Dieser Berufung kommt aus folgenden Gründen Berechtigung zu:
§ 38a Abs 1 des Sicherheitspolizeigesetzes normiert, dass unter der Voraussetzung, dass aufgrund bestimmter Tatsachen, insbesondere wegen eines vorangegangenen gefährlichen Angriffs, anzunehmen ist, es stehe ein gefährlicher Angriff auf Leben, Gesundheit oder Freiheit bevor, die Organe des öffentlichen Sicherheitsdienstes ermächtigt sind, einem Menschen, von dem die Gefahr ausgeht, aus einer Wohnung, in der ein Gefährdeter wohnt, und deren unmittelbarer Umgebung wegzuweisen. Dabei haben die Organe des öffentlichen Sicherheitsdienstes dem Weggewiesenen zur Kenntnis zu bringen, auf welchem räumlichen Bereich sich die Wegweisung bezieht. Dieser Bereich ist nach Maßgabe der Erfordernisse eines wirkungsvollen, vorbeugenden Schutzes zu bestimmen.
Nach § 38a Abs 2 leg cit sind unter den Voraussetzungen des Abs 1 die Organe des öffentlichen Sicherheitsdienstes (weiters) ermächtigt, einem Menschen das Betreten eines nach Abs 1 festzulegenden Bereiches zu untersagen, wobei die Ausübung von Zwangsgewalt zur Durchsetzung dieses Betretungsverbotes jedoch unzulässig ist. Bei einem Verbot, in die eigene Wohnung zurückzukehren, ist besonders darauf Bedacht zu nehmen, dass dieser Eingriff in das Privatleben des Betroffenen die Verhältnismäßigkeit (§ 29 leg cit) wahrt. Sofern sich die Notwendigkeit ergibt, dass der Betroffene die Wohnung, deren Betreten ihm untersagt ist, aufsucht, darf er dies nur in Gegenwart eines Organes des öffentlichen Sicherheitsdienstes tun.

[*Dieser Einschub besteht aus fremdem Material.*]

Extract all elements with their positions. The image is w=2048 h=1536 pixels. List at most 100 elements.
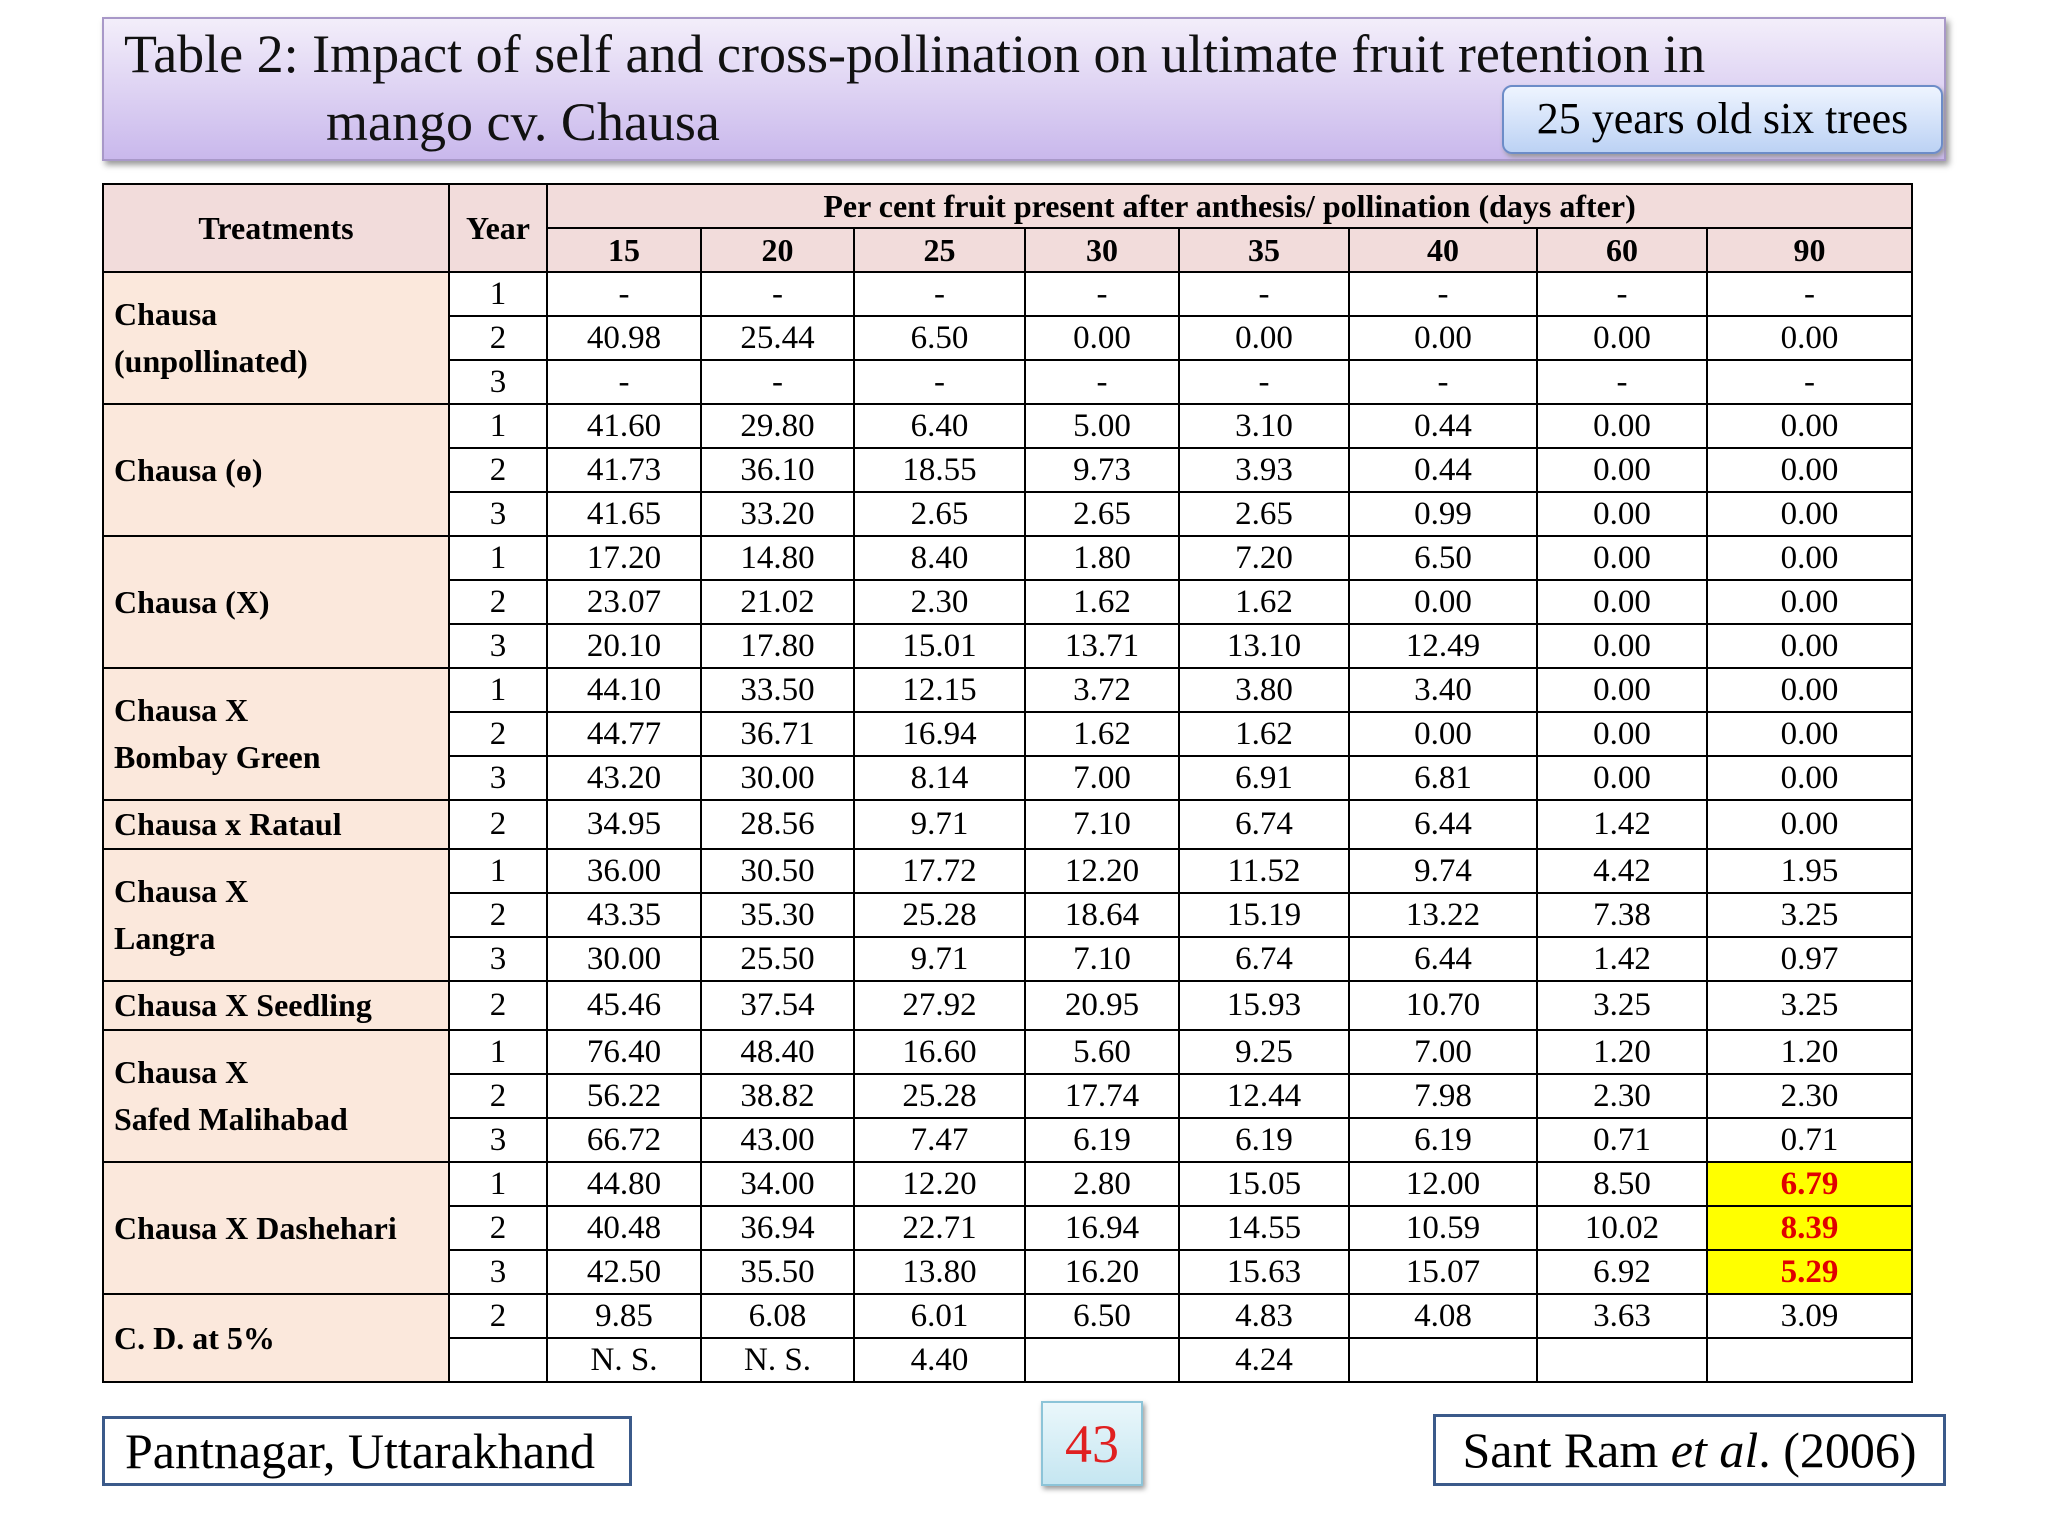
header-cell: Year: [448, 183, 548, 273]
value-cell: 7.00: [1024, 755, 1180, 801]
value-cell: 3.10: [1178, 403, 1350, 449]
value-cell: 6.19: [1348, 1117, 1538, 1163]
value-cell: 0.00: [1348, 711, 1538, 757]
value-cell: 6.92: [1536, 1249, 1708, 1295]
header-cell: 90: [1705, 227, 1914, 273]
value-cell: 76.40: [546, 1029, 702, 1075]
value-cell: -: [853, 271, 1026, 317]
year-cell: 3: [448, 359, 548, 405]
value-cell: 3.09: [1705, 1293, 1914, 1339]
value-cell: 2.30: [853, 579, 1026, 625]
value-cell: 35.50: [700, 1249, 855, 1295]
value-cell: 0.00: [1705, 711, 1914, 757]
value-cell: -: [1024, 359, 1180, 405]
value-cell: 6.91: [1178, 755, 1350, 801]
page-number: 43: [1041, 1401, 1143, 1486]
value-cell: 0.00: [1705, 403, 1914, 449]
header-cell: 40: [1348, 227, 1538, 273]
treatment-line: Chausa (X): [114, 583, 270, 620]
value-cell: 4.24: [1178, 1337, 1350, 1383]
value-cell: 13.10: [1178, 623, 1350, 669]
treatment-line: Chausa X: [114, 692, 249, 728]
value-cell: 1.80: [1024, 535, 1180, 581]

In diesem Zusammenhang ist auszuführen, dass sich aus dem Strafverfahren der Bezirkshauptmannschaft Schwaz zu Zahl SPG-12.114/2f-01 ergibt, dass sich die Wegweisung des Beschuldigten im Protokoll des Gendarmeriepostens M. vom 25.07.2000 objektivieren lässt. Danach ist der Beschuldigte am 25.07.2000 um 00.50 Uhr von den einschreitenden Beamten RevInsp E. und RevInsp Ing. B. (aus der verfahrensgegenständlichen Räumlichkeit) weggewiesen worden. Der Beschuldigte ist laut diesem Protokoll überdies mit einem Rückkehrverbot belegt worden, wobei sich der räumliche Schutzbereich auf das Haus in M., D., samt der Einfriedung des zum Haus gehörenden Grundstückes bezieht.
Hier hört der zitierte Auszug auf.